When you read a story like that, two things happen. One is, because you are witness to it, you are automatically cast as the role of a survivor of this catastrophe, because you’re seeing it unfold. Everybody who watches The Walking Dead is putting themselves in the place of Rick’s resourceful crew. So it’s kind of reassuring about your own resourcefulness. Then of course, the books or the TV show ends or movie ends. We look up and the beautiful green-blue world is still here. That’s another reassurance to you.
We’re going to see these stories in great profusion in years to come. They never really go away.
The Passage has been optioned for a film adaptation for a while — is there any news on that front?

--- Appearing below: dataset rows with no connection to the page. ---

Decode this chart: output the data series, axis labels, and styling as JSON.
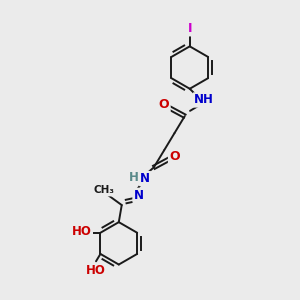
{
  "bg_color": "#ebebeb",
  "bond_color": "#1a1a1a",
  "bond_width": 1.4,
  "atom_colors": {
    "O": "#cc0000",
    "N": "#0000cc",
    "I": "#cc00cc",
    "H_teal": "#5a8a8a",
    "C": "#1a1a1a"
  },
  "xlim": [
    0,
    10
  ],
  "ylim": [
    0,
    10
  ]
}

Here’s what I am permitted to say: There are plans afoot, it could become a “major television event” through FOX Studios.
Would you be involved?
Yes, in some manner. I think television is the right format for this story. One, television accommodates large stories. A good television show goes for a number of seasons, it has many characters, it naturally leads to ensemble storytelling. And television right now is excellent. It is being run by writers. Accomplished writers of fiction are indulging in television! Sometimes it’s a side project, sometimes they throw themselves in it wholeheartedly. But it’s produced a tremendous profusion of great TV.

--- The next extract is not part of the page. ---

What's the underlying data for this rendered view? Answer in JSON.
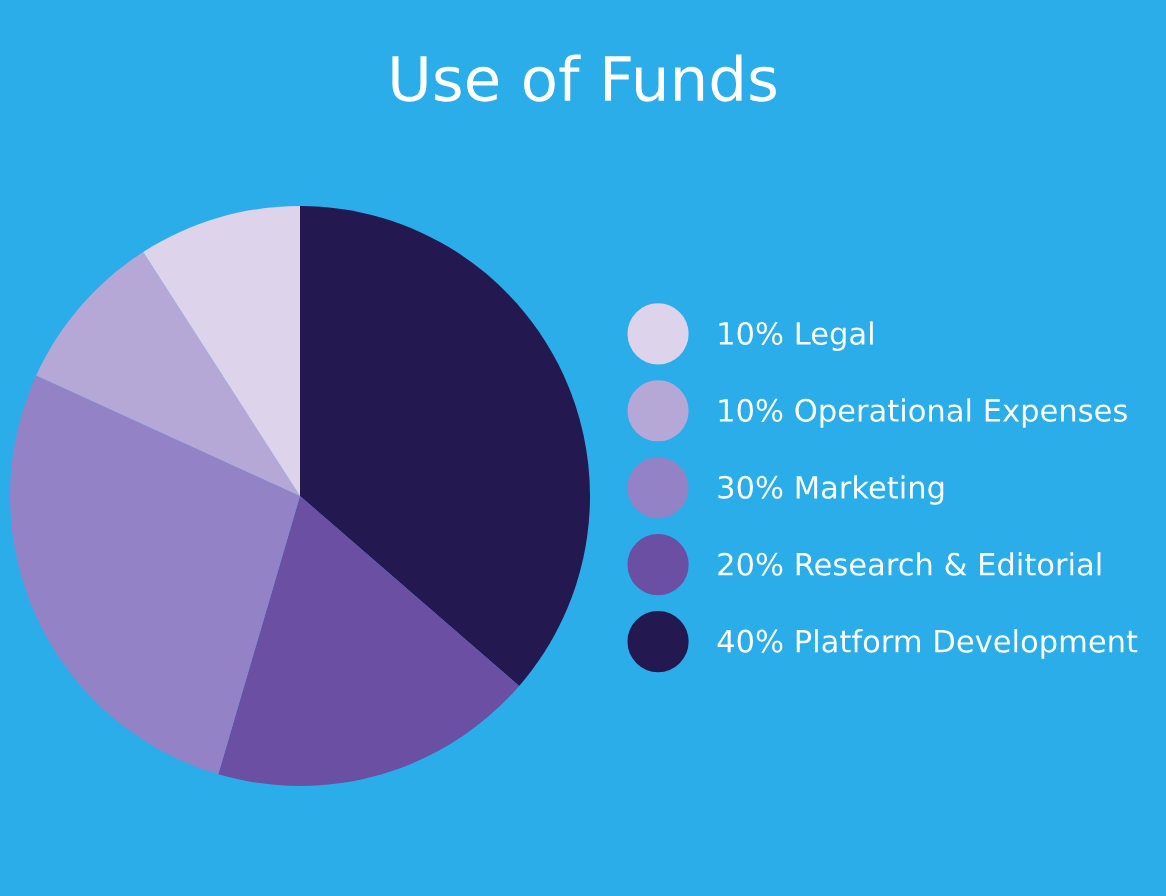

You get a group of people together and at some point somebody says, “what are your favorite shows?” They didn’t say that in the 1970s. What would they have said, Three’s Company? I grew up with the worst television imaginable. Movies were good. But I’m not somebody who wants to work in Hollywood in a large way. I see myself as a novelist, it’s what I love, it’s my specific skill, it’s what I have to offer. So that’s what I’ll always do. But in formulating this particular complex story, I’m the guy who has the whole thing in his head. That’s enormously helpful.
What’s next for you?
I have about 10 years worth of backlogs of ideas. I have long lists of projects that I might take up next. The interesting thing I’ve found is that an idea that captivated you five years ago and had to put aside may not be the one that catches you now. I’ve been writing The Passage for 10 years. I started when I was in my early 40s and I’m in my early-ish 50s. I began this project with a kid in elementary school and a kid who was two years old. He’s now a teenager and the little girl is a freshman in college. So I find myself in a rather different phase of life. The ideas that captivate me now follow accordingly.

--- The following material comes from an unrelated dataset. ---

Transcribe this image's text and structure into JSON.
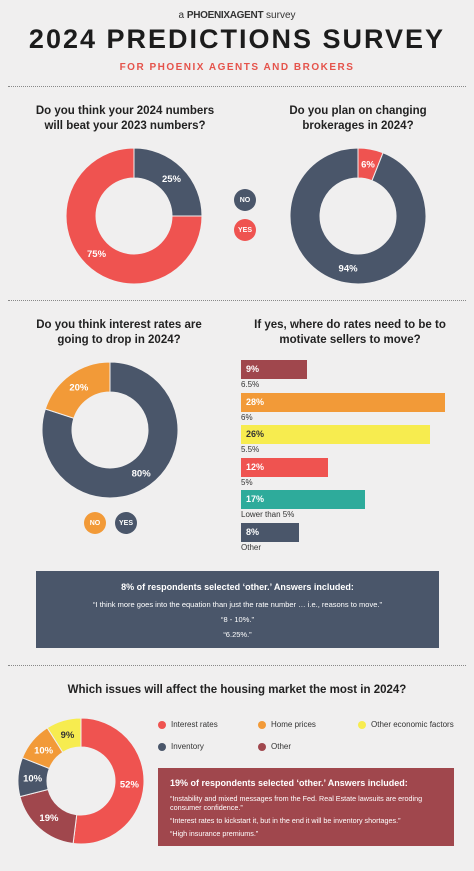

So we’ll see where I go next. You can’t comfortably stop writing if you’re a writer. It makes your brain feel empty and mournful. Right now I’m on tour for The City of Mirrors. It’s not a time to write, to be honest. It’s a time to make sure you get three reasonably nutritious meals a day, sleep, and use a lot of Purell. But in five weeks or so, I hope I’ll have something ready to go.
The one thing I asked my publicist to do for my book tour is, I don’t care if it’s the Hampton suites at the airport — put me in a hotel that has a pool in it. I’ll go and swim laps for an hour, and that’s when I do all of my thinking. So I hope that 17 swimming pools in the next four weeks will get me ready to go!